The efficient vulnerability identification is yet another complex subject. Initially most fuzzers relied on the program to crash as a sign for a potential vulnerability. However crashes may not occur if for instance the overflow is too small to overwrite anything interesting.
More advanced approach is the one used by sanitizers. LLVM sanitizers perform compile time modifications to a program to make the triggering fact of a vulnerability more apparent, like the use of memory guards that wraps every memory allocation.
All of these approaches are solely adapted for low level languages hunting low level vulnerabilities, like overflows or use-after-free.

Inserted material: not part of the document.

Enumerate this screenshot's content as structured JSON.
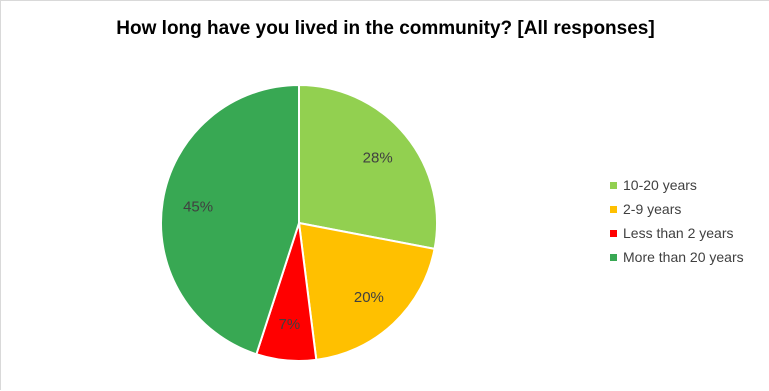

The 2nd component of evolutionary fuzzers is the algorithm to increase the code coverage and this is where the reinforcement part happens.
AFL uses genetic algorithms to generate input and relies on the block based instrumentation to identify if an input was capable of triggering a new path in the program.
Genetic algorithms aim at imitating natural selection which consists of producing input, running a set of modifications (crossover and mutation) and selecting from that generated population a subset that passes a fitness function .
In the case of AFL genetic algorithm:
- crossover operation consists for instance of block switching between inputs;
- mutation operation consists for instance of bit flipping;
- fitness function measures the discovery of a new execution path.
AFL also adds an element of curiosity or an exploration bonus by privileging input that triggers new execution path. Genetic algorithms and exploration bonuses are commonly used in modern reinforcement learning solutions.
Other approaches, that predate AFL genetic algorithm, consist of using SMT and SAT solvers. This approach requires a highly granular instrumentation and attempts to solve complex equations to discover a new execution branch.
SMT solvers have known huge progress in the recent years, but other than the non-public SAGE, there is no fuzzer that has reported good results with this approach.
Other fuzzers tries a combination of multiple techniques to build on the strengths of both approaches. Driller for instance that won the 2nd place at the DARPA Cyber Grand challenge used both AFL, a modified Qemu and Z3 SMT solver.
In the next blog posts I will dive into some limitations of these approaches and present the use reinforcement learning for identifying high level vulnerabilities like SQLi, Command Injection and XXE.